After eating another disappointing bento (lunch box) bought at Kyoto’s JR station, I really started to wonder where were the above average bentos?
We arrived Miyajima at around noun, just when the tide was at its lowest. A few deer at the entrance of the ferry terminal were trying to grab the attention of anyone leaving the building. Next to the main gate was a stall selling a kind of biscuit favored by the deer. Many newly arrived tourists were lining up to get some snacks for these free roaming animals.
At low tide the torii and the shrine were unquestionably ugly. Without any water underneath the structure, the dramatic image of a shrine riding atop incoming tides was reduced to a complex of wood columns sitting atop wet mud, which was not a very good background for photos.
The low tide did present an opportunity to walk on the muddy seabed. We did what everyone else were doing and walked to the base of the torii. It was an even uglier angle than viewing it from ashore.
The heavy rain returned at around 1 pm. The tour groups in response were leaving in flocks. We decided to wait a couple of hours on the island for the high tide. During those four hours we scrolled along the only street on the island and checked out the better-than-expected souvenir stores, then after every half an hour or so we would walk to the shore to check out the tide. At around three we sat down for a light meal and tried some grilled oysters and a bowl of rice with stirred fried oysters. Oyster is the local specialty of the Hiroshima region, but I didn’t find the ones we had to be anything special. Maybe we had them in the wrong season or at the wrong place.

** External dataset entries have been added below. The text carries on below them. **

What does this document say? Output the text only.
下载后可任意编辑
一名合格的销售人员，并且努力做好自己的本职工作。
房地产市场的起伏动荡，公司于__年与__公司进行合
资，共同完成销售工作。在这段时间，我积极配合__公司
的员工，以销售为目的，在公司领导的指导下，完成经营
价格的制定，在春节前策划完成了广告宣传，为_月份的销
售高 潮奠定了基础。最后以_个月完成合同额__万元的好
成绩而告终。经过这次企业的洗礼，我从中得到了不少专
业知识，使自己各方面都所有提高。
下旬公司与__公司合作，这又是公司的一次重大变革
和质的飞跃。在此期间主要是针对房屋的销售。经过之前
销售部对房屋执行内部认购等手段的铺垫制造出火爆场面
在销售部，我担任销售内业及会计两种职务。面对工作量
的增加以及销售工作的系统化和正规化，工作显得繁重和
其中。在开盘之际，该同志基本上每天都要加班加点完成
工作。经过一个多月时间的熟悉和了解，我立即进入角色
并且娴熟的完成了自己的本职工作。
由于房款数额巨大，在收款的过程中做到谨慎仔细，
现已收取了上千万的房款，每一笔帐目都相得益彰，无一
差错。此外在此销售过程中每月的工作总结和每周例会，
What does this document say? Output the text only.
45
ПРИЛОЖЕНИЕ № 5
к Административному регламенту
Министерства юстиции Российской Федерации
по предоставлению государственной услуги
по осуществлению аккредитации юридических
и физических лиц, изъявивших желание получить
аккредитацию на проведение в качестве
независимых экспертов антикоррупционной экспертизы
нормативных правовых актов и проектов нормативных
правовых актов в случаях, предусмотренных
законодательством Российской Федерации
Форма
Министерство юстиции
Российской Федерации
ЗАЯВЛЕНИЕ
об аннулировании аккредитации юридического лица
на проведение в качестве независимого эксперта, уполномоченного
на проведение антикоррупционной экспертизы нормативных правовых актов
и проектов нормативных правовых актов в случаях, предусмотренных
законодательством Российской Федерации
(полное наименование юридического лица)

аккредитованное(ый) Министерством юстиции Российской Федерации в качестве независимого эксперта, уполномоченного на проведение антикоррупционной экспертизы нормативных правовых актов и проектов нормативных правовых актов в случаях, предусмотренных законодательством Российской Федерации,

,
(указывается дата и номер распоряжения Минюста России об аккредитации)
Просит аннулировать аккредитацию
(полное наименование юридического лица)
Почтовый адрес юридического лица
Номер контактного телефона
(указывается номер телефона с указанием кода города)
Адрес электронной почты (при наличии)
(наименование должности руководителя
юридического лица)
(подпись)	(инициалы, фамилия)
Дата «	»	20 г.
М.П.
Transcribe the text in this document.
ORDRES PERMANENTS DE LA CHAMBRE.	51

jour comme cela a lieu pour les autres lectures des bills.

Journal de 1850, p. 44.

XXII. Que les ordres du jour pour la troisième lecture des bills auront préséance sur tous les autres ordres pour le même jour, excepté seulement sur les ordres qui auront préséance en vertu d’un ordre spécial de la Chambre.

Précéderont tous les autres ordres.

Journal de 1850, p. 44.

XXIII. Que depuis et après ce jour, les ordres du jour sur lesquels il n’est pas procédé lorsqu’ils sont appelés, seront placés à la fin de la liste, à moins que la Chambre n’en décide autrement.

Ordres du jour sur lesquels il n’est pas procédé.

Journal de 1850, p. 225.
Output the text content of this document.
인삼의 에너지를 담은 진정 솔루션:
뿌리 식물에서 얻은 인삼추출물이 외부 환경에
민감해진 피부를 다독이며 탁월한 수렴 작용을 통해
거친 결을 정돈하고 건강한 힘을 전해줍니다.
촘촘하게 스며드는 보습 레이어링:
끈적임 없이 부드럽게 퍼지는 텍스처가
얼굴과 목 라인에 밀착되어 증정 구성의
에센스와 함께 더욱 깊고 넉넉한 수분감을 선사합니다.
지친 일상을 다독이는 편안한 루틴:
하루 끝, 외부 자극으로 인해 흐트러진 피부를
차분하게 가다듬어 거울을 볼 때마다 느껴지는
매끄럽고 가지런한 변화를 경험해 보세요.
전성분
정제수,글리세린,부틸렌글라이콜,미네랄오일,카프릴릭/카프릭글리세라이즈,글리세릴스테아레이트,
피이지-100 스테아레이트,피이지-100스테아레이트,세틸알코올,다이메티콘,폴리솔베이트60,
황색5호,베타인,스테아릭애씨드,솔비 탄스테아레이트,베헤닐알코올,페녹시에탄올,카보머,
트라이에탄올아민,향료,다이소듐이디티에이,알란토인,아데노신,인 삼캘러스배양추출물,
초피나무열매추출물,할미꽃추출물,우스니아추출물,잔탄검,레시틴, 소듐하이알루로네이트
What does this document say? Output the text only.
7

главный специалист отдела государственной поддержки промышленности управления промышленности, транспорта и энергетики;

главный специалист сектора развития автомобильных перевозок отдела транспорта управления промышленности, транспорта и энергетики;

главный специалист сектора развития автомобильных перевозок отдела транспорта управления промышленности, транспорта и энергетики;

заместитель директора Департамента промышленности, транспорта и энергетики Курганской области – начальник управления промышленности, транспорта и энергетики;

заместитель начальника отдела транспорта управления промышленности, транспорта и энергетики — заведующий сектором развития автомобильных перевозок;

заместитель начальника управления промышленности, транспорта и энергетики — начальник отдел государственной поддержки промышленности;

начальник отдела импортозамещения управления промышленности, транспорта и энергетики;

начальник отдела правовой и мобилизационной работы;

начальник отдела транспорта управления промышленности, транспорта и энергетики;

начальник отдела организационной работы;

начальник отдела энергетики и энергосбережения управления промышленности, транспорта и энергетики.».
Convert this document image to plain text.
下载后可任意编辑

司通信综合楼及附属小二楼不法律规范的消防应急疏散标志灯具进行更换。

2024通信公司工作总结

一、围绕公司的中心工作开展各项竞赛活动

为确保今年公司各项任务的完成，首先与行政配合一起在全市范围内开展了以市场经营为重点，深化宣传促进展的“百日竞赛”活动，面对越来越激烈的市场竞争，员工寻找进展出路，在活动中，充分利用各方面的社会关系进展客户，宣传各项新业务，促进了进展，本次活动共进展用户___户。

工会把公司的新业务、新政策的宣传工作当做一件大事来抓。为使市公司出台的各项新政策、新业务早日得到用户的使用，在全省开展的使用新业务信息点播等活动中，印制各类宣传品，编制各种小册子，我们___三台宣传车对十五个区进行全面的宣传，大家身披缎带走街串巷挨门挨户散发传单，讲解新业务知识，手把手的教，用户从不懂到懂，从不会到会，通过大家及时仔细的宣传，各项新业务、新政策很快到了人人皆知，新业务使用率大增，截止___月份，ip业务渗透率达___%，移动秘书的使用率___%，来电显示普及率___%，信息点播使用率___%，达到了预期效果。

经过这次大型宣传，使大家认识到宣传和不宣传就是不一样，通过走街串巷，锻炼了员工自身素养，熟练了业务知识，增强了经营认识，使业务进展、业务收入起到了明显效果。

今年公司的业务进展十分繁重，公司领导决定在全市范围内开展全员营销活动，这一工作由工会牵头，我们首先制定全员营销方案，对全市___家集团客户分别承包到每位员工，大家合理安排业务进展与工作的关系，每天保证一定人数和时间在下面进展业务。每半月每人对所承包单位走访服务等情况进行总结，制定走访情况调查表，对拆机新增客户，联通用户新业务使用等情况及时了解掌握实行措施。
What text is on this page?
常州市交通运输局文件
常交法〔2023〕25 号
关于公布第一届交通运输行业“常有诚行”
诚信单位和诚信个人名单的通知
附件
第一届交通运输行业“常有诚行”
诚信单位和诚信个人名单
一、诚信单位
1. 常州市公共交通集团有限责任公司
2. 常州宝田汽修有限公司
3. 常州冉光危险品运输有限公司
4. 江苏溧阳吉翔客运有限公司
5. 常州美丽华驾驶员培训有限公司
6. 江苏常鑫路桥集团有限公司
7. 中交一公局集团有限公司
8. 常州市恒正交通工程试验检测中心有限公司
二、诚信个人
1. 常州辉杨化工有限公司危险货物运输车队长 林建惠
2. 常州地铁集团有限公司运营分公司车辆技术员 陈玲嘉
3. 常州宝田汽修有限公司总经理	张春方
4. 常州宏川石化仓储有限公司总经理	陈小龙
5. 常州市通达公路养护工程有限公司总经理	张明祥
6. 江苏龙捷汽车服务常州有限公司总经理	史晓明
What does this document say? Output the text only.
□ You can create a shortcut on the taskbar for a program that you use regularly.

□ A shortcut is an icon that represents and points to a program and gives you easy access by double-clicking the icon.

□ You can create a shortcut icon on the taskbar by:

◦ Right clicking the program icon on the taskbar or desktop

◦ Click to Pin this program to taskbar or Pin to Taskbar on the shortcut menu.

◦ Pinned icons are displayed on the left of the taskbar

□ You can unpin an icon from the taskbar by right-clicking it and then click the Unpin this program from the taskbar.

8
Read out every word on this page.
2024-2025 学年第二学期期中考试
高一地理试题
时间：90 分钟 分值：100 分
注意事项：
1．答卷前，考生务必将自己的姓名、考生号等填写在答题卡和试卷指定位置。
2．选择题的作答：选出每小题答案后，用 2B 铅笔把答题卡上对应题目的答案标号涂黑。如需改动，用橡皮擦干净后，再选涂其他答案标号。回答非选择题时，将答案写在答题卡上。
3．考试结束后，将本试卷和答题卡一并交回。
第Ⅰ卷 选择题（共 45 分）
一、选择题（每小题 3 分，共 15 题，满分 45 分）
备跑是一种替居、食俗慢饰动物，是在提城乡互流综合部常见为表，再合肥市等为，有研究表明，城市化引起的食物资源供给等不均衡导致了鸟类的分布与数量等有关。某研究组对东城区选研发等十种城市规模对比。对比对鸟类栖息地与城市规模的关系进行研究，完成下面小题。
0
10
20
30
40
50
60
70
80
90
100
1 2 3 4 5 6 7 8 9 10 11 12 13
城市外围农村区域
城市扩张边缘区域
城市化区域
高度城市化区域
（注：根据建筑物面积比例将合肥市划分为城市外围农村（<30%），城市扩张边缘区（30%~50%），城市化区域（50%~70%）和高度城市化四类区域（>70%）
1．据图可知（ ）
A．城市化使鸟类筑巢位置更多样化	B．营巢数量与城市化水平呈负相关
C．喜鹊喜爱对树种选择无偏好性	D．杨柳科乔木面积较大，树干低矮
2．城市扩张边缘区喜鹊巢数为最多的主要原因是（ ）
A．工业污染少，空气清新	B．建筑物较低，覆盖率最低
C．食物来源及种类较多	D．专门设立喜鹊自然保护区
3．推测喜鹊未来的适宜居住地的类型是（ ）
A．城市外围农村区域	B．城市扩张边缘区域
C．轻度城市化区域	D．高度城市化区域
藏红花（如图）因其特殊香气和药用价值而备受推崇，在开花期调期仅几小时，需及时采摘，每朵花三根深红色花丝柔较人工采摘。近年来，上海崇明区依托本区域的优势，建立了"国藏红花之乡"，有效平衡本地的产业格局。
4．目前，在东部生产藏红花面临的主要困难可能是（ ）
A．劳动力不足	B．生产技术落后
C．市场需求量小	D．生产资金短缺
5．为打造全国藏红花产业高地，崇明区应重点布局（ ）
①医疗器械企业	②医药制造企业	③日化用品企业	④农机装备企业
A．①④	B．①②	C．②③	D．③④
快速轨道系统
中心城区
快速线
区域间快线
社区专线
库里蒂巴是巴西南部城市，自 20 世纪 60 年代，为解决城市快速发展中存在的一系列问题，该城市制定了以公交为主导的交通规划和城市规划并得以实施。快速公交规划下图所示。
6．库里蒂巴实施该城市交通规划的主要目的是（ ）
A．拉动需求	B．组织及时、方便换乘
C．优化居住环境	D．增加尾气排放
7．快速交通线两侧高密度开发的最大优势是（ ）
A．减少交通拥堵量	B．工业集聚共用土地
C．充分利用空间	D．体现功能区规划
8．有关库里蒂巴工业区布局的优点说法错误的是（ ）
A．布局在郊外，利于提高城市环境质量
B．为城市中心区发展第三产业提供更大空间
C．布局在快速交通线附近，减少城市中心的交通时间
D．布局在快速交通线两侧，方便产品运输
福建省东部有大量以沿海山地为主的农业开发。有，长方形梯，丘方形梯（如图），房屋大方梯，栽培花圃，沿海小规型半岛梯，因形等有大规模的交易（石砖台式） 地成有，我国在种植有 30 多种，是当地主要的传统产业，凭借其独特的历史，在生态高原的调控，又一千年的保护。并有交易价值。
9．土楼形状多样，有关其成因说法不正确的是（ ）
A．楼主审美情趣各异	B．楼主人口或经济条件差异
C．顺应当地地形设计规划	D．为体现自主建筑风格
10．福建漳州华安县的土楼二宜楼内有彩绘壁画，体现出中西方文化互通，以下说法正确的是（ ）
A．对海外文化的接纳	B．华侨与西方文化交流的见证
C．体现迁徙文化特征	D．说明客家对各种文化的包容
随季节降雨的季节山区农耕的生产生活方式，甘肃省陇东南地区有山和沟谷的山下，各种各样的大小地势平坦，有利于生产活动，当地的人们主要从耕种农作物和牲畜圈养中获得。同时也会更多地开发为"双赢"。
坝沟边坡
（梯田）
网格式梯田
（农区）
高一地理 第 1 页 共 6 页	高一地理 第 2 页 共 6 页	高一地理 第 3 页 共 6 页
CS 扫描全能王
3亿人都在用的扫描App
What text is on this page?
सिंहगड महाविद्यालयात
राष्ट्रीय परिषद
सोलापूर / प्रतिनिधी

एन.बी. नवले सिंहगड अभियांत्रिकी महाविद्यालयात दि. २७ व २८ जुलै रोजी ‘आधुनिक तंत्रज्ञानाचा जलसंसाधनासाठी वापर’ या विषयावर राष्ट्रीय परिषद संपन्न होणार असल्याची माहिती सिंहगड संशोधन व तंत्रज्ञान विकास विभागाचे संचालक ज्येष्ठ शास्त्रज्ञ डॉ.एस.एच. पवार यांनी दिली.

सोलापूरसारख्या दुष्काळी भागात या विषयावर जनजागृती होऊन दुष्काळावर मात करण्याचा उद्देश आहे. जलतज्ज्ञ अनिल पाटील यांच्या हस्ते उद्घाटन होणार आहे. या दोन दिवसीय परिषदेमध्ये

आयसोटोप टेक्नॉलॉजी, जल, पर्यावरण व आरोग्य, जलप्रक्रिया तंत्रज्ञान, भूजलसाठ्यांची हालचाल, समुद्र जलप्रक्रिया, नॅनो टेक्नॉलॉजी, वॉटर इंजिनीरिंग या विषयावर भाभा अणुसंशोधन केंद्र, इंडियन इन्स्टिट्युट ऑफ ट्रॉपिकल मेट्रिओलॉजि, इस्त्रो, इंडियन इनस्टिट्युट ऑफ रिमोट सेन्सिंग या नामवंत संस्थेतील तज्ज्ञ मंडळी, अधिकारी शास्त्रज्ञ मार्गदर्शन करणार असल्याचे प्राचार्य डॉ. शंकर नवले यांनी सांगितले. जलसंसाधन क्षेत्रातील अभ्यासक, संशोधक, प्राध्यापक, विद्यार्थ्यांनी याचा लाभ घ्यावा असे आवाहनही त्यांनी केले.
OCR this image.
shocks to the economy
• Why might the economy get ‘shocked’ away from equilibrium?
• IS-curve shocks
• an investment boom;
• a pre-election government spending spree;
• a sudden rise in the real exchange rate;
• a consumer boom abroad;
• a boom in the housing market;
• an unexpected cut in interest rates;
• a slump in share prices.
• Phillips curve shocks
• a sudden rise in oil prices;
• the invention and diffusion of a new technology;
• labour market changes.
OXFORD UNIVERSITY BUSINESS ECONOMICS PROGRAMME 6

The rain was finally receded at around 4 pm. The tide was already much higher than an hour ago, and better yet only the determined few were still waiting. Waiting for what though? The tide? That seemed absurd to me. I have lived on the coast for my whole life, but I have never once consider waiting for the high tide. The sea always seems to be just there, unfazed and unchanged.
Like the minute hand, the tide did indeed show a little movement every minute or so, much quicker than the glacial pace we had anticipated. A full reflection of the torii was soon visible, and by 16:45 the tide was creeping on to the main shrines.
We decided to leave shortly after 17:00 so it wouldn’t be too late when we got back to Kyoto. I am sure the whole place would look even more picturesque when covered by high tide, but these couple of hours on Miyajima was already in a very tiny way a transformative experience for me. The lure of seeing Itsukushima Shrine at higher tide kept me waiting for something I had never paid attention to before, which turned out to be less boring than I once thought. The more time I spend on something, I find out, the more likely I might appreciate it.
Atomic Bomb Dome
I felt like we had to visit the Atomic Bomb Dome before heading back to Kyoto. We took the electric streetcar instead of the subway. Bad decision. The streetcar took more than one hour to reach our destination – the same amount of time we spent on subway from the JR station to the ferry terminal, which was almost twice the distance.
Hiroshima Peace Memorial Park is located at the centre of the city, surrounded by modern office buildings. When we arrived at a little after 6 pm, the museums at the memorial park were already closed. The sky was getting darker by the minute. Other than the two of us, the memorial park was empty and quiet. We took a walk around the icon of war and destruction in the 20th century that was the Atomic Bomb Dome.
I understand the symbolism of the memorial and the magnitude of what happened here, but I didn’t share the same overwhelming flow of emotions many people said they felt at this place. Well aware this is not a tourist attraction, I found it hard to conjure the proper focus this place demands after an entire day of traveling.
I can only hope, probably like everyone else who has ever stood in front of the Atomic Bomb Dome, this kind of weapon will never be used again in the future.